Android has decent multitasking, but the missing piece of the puzzle is the ability to have multiple apps on-screen at the same time – particularly useful on a larger tablet. Floating apps fill this need.
Floating apps function as always-on-top windows, allowing you to watch videos, browse the web, take notes, or do other things while using another app. They demonstrate how Android’s interface is more flexible than iOS and the Modern UI in Windows.
Two popular floating browsers are Floating Browser Flux (free) and OverSkreen (paid, doesn’t yet function on Android Jelly Bean).
With these apps, you can use a browser while using another app, open multiple floating browser windows and view multiple web pages at the same time, or both.
Video players are an obvious use case for pop-up apps, especially on a larger tablet. You could watch a video while browsing the web, doing your email, or using any other app on your tablet or phone. DicePlayer, BSPlayer, and Super Video are all free floating video players. Stick It! is a paid app, but it also supports YouTube videos in addition to local video files.
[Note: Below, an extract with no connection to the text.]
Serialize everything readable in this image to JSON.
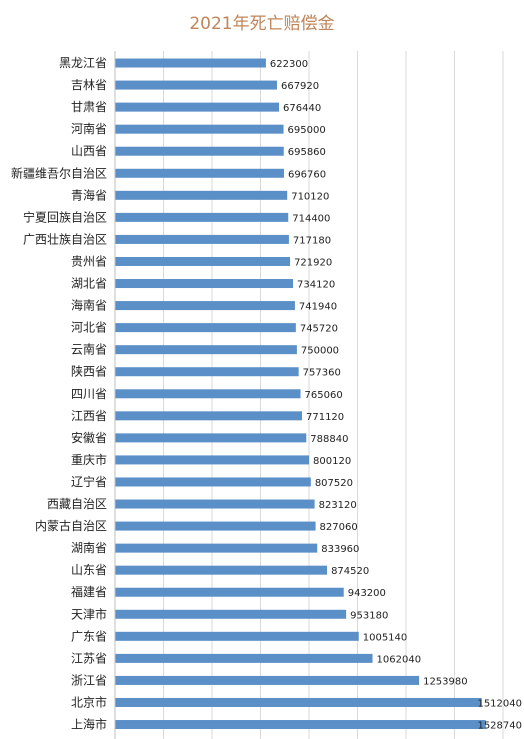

Want to take notes while reading a web page, PDF, or any other type of document? Switching back and forth between a note-taking app and the main app you’re using can be tedious. Instead, try hovernote – a floating notes app that hovers over the other apps you’re using. It’s a paid app, but there aren’t any free floating notes apps on Google Play at the moment.
Chat & IRC
Old-school desktop chat programs like ICQ, AIM, MSN, Pidgin, Trillian, and the others didn’t force you into a full-screen chat mode, but most apps on your tablet do. LilyPad gives you a floating chat window, allowing you to chat on Google Talk, Facebook, and Windows Live Messenger (MSN). The developers promise future support for AIM, Yahoo, and Jabber.
If you’re a geek who still uses IRC for your chatting, try FloatIRC.
The default Android calculator app looks a bit ridiculous in full-screen mode on a tablet. Try AirCalc or Float Calculator instead – both are free and allow you to use a calculator while using another app.
While floating apps are useful, the selection is currently a bit limited. For example, there’s no floating app that shows your Gmail or a Pandora music player. However, many apps provide widgets, which are normally attached to your home screen. A floating app like Floating Banner (free) or Floating Widget (paid) allows you to turn any widget into a floating app. If you can’t find a floating app that meets your needs, you can find a widget and turn it into a floating app.
AirTerm gives you a floating Linux terminal. If you want to SSH into your Linux server or use Android’s terminal (particularly useful on rooted devices), AirTerm will allow you to do it in a floating window. It’s a paid app, but it’s the only one of its kind on Google Play.
Apps like Cool Tool (free) and PerfMon (paid) give you a floating window with information about your Android device’s system stats – resource usage and everything else you might want to know. If you like seeing this stuff, you can see it all the time.
Android developers who want to create their own floating apps can use StandOut, an open-source library for creating floating apps.